Shipbuilding industry eyes $100m earning this year
Kazi Azizul Islam
Bangladeshi shipbuilders are eying at least $100 million dollar proceeds from their overseas deliveries this year which will be a milestone in their efforts to build a billion-dollar ship export industry within the next few years.
Local shipbuilders are also developing their capacity to make larger and superior world-class vessels while international marine equipment suppliers have started entering the Bangladesh market.
In last two years, Bangladesh delivered three ships to Danish and German importers that fetched around $40 million in proceeds.
Officials of the Western Marine and Ananda Shipyards told New Age that they have schedules to deliver at least 10 ships to foreign buyers this year.
‘Six ships made in our docks will be delivered to foreign buyers this year and at least $60 million proceeds will be added to the country’s export revenue,’ said Saiful Islam, Managing Director of Western Marine Shipyards.

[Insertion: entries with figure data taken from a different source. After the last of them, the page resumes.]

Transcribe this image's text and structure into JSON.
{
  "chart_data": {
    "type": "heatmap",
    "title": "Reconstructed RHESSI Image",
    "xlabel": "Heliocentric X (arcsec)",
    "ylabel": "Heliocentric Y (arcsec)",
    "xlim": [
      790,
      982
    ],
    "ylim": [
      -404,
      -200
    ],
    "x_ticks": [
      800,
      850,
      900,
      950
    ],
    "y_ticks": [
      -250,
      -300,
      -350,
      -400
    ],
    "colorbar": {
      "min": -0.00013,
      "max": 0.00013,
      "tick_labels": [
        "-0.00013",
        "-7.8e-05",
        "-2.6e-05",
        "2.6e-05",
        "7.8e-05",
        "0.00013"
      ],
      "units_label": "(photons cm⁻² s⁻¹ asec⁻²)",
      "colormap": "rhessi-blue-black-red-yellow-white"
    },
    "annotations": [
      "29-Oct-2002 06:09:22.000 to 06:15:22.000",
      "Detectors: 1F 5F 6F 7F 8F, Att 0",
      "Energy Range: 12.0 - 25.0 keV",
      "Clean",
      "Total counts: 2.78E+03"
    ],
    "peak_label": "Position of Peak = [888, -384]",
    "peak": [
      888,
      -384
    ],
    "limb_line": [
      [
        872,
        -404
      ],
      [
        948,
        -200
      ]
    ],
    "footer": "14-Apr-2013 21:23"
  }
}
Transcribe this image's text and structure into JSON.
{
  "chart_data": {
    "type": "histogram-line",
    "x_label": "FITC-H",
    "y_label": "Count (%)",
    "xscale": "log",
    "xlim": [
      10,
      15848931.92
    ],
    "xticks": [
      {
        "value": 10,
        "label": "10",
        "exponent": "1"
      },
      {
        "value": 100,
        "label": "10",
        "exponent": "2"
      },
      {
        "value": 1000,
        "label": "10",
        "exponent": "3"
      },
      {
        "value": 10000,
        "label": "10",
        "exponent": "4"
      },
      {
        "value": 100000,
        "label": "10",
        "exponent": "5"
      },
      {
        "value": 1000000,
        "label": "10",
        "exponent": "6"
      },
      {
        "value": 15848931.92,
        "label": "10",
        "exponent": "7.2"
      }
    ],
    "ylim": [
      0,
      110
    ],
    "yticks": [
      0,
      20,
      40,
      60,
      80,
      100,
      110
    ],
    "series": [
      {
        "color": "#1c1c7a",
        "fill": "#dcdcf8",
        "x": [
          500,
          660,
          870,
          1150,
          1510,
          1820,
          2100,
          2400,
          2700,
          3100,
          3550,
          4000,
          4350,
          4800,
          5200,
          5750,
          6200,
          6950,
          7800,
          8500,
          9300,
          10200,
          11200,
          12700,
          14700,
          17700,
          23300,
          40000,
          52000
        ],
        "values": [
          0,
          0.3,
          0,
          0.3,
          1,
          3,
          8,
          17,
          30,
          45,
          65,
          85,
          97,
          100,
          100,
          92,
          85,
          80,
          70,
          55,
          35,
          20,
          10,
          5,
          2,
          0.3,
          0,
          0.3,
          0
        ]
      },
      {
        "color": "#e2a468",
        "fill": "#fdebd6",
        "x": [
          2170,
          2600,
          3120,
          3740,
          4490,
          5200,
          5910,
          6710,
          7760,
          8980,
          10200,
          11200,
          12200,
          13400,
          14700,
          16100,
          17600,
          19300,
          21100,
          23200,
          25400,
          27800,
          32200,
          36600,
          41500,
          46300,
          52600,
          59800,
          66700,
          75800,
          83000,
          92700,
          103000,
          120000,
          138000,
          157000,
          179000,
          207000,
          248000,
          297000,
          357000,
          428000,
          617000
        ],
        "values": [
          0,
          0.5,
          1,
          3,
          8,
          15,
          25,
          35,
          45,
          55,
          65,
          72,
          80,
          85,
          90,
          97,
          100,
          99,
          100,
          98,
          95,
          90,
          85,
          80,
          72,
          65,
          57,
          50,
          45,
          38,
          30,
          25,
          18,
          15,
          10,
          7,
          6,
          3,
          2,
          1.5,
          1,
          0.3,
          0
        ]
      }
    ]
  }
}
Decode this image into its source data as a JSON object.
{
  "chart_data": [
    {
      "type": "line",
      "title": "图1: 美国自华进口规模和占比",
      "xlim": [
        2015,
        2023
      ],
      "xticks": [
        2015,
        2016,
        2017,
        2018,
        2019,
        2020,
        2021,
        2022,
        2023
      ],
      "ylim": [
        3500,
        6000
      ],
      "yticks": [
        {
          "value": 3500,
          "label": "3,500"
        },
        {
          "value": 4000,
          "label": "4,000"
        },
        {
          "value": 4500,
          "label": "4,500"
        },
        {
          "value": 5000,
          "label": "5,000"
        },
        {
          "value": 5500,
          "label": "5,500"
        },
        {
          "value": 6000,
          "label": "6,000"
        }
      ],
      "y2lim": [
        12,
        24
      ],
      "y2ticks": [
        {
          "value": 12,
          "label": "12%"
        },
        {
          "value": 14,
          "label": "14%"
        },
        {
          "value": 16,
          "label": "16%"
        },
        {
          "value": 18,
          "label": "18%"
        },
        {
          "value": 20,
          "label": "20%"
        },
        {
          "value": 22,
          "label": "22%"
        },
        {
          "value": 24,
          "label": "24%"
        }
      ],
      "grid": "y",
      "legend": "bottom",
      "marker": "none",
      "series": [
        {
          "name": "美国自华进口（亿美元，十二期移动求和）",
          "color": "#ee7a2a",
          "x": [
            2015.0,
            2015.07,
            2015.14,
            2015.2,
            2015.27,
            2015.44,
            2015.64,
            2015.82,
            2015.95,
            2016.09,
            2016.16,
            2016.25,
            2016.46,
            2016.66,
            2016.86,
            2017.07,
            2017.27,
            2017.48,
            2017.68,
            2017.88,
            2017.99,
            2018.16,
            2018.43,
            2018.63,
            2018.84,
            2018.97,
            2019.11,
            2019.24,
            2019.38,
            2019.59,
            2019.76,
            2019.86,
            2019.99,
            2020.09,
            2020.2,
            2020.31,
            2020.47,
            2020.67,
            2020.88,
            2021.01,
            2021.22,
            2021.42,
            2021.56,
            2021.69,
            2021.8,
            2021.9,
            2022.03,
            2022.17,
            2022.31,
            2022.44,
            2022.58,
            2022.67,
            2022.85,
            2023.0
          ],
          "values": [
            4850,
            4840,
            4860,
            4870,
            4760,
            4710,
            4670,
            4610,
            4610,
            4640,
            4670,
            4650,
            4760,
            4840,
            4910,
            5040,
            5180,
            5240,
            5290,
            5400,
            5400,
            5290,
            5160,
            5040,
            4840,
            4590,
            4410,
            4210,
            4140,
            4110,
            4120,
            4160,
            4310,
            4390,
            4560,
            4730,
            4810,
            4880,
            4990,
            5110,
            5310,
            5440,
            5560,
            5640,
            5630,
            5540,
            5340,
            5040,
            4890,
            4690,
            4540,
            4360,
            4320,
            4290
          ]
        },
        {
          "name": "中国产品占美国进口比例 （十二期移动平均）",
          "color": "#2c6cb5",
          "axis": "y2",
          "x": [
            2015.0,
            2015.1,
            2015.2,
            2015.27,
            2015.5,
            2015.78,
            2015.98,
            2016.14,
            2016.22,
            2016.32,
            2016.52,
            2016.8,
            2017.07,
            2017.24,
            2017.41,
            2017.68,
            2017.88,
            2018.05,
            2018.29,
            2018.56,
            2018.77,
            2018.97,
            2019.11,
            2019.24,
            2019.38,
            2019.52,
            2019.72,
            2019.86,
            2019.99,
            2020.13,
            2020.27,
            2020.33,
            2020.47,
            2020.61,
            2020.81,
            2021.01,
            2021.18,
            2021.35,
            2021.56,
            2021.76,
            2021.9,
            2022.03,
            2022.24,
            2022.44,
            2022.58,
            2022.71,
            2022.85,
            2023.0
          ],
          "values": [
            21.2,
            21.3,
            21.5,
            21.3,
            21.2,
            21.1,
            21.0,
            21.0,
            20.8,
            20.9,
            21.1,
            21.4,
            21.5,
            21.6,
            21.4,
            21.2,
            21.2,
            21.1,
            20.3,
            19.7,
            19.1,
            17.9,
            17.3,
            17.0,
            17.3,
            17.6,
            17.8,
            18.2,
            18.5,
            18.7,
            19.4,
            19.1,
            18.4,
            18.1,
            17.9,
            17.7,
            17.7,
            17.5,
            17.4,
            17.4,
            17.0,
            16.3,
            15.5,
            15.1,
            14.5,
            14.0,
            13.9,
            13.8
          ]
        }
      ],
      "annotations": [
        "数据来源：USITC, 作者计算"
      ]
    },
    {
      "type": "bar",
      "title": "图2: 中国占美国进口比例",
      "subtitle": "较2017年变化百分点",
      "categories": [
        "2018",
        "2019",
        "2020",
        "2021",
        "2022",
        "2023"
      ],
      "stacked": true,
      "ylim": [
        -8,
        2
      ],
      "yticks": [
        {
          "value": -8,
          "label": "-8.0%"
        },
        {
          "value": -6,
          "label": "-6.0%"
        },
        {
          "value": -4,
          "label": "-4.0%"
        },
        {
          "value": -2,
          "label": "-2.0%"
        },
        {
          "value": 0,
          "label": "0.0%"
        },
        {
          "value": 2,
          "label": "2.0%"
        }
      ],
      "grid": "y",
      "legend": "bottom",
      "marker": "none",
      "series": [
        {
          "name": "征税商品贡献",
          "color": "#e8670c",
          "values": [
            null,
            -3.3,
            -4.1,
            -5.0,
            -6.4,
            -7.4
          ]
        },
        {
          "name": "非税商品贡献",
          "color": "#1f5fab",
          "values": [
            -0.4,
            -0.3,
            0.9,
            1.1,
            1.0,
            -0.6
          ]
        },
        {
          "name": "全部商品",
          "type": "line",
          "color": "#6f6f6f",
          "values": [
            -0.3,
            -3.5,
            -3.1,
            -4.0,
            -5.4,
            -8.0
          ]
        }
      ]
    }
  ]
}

Abdullahel Bari, chairman of Ananda Shipyards, a pioneer in ship exporting, said they expected four deliveries this year.
‘The deliveries are expected fetch $50 million in export earning for the country,’ said Bari.
He said they had recently installed a 100-tonne plus capacity gantry crane at their shipyard, the largest in the county.
‘Installation of the gantry crane is a significant technological advancement for the country’s shipbuilding industry,’ he said.
Western Marine’s Saiful said at present they are making ships up to 5,600-tonne capacity, but they are at the final stage of negotiations with a European buyer for building a 7,500-tonne multi-purpose cargo vessel.
Saiful said they had acquired a 50-acre-plus river-shore land near Chittagong port for setting up a new dock which will make 15,000-tonne capacity vessels.
‘By mid-2013 we will start making ships with 15,000-tonne capacity or more,’ he said.
Industry observers said at least three more private owned shipyards have already renovated their units to build export-oriented ships, complying international industry standards.
One or two of them may start operation this year as they are in advanced stage of negotiation with foreign buyers.
Niladri Shekhar Talukder, in-charge, planning and design of Desh Shipbuilding at Chittagong told New Age that some shipbuilders are also negotiating with foreign buyers for supplying small passenger and multi-purpose ships and ferries.
Desh, which specializes in lighter but speedier aluminum ships, is in negotiation with buyers from Australia and UAE.
‘Aluminum ships are very convenient for commuting fast from one island to another, so such specialty ships have great demand in countries having many islands,’ said Niladri.
Bob Lo, business development director of Singapore-based marine equipment distributor, Aerotec, distributor of Korea’s Hyundai Corporation, told New Age that global marine equipment suppliers are now evaluating Bangladesh’s shipbuilding industry very seriously.
While attending an industrial and marine equipment exhibition at Hotel Sheraton on Wednesday, Bob informed that Hyundai, a major shipbuilder of the world and ship equipment manufacturer, has recently entered Bangladesh’s fast growing market of marine and shipbuilding equipments.
‘Global suppliers are foreseeing that shipbuilding industry in Bangladesh has got a momentum and it will grow and grow further,’ he said.